Vueltos a ponernos en marcha, quizás un perro mastín se acerque a nosotros, avezado guardián de estas solitarias cumbres, mientras gallos y gallinas, dueños del Camino, se apartan para dejarnos pasar. Se trata del perro de Pepe, el único habitante oficialmente empadronado en Montefurao, aunque alguna vez podemos ver más gente en algunas casas, antiguos vecinos que vienen a cuidar las huertas y el ganado.

Al seguir ruta miramos atrás y nos encontramos con ottro de los accesos a la casa desde el Camino,  según viene este de la capilla (al fondo).

El Camino viniendo de la capilla y de los muros del antiguo hospital de peregrinos.


El Camino va, atravesando el pueblo.


Pasa junto a más casas.


Y llega a una campera desde la que se ve, al este, la bajada del Puerto del Palo, de donde venimos.


En el centro del pueblo...


Vivienda a la derecha.
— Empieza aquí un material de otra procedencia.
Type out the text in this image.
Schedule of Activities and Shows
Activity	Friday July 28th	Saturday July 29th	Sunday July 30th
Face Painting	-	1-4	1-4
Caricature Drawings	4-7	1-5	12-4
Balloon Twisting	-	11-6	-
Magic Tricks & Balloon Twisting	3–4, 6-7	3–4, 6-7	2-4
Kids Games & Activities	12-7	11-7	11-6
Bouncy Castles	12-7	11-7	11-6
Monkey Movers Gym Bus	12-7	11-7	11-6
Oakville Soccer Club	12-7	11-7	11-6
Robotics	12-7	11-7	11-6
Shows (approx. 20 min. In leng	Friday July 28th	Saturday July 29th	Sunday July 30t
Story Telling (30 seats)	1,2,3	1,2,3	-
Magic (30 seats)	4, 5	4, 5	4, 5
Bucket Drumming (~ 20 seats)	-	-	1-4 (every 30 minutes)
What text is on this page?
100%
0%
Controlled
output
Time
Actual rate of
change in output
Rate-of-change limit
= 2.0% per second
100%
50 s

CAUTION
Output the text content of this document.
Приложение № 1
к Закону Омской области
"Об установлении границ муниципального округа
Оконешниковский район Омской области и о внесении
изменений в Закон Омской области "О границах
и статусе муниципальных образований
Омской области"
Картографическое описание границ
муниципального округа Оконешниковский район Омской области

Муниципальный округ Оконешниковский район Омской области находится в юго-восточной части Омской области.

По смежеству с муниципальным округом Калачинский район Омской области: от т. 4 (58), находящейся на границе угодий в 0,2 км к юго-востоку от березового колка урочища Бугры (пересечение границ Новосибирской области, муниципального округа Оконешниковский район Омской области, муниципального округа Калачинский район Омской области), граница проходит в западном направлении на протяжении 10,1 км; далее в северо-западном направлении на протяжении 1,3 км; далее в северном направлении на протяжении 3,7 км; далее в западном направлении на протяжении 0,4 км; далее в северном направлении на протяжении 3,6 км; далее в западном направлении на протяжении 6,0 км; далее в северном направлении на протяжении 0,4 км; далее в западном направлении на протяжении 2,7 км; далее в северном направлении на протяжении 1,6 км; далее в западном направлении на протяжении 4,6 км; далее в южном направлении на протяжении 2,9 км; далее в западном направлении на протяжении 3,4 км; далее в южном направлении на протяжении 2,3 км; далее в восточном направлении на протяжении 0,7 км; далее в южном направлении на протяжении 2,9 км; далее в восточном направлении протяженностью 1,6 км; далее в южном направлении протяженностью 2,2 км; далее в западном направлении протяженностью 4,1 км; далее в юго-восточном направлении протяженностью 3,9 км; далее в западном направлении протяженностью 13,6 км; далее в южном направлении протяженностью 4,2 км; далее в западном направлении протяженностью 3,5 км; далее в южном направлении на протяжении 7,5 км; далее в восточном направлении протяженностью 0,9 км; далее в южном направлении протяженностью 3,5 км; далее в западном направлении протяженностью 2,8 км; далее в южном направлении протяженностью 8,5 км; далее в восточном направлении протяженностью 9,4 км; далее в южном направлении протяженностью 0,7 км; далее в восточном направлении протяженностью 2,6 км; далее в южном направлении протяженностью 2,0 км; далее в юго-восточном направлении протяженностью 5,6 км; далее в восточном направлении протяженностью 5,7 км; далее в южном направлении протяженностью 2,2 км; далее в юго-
Al otro lado pasa la carretera.


El Camino continúa, llano, al lado de estas ruinas.


Una cabaña, saliendo del pueblo.


Hay un forno o forna, donde se hacía el pan.


Echamos atrás un vistazo dejando atrás la aldea y, encima de ella, también a nuestras espaldas, los formidables murallones auríferos de A Freita y El Palo, pelados en grandes áreas y con los roquedos y pedregales en carne viva, a veces "abiertos en canal", como resultado de la auténtica "fiebre del oro" aquí vivida hace más de mil quinientos años.



Por aquí salimos definitivamente de Montefurao.


Nuestro siguiente hito caminero es la subida al Xesto da Fonte el alto cueto que se alza tras pasar la aldea y que ya veíamos bajando desde el puerto. Es la ruta al siguiente pueblo: Llago.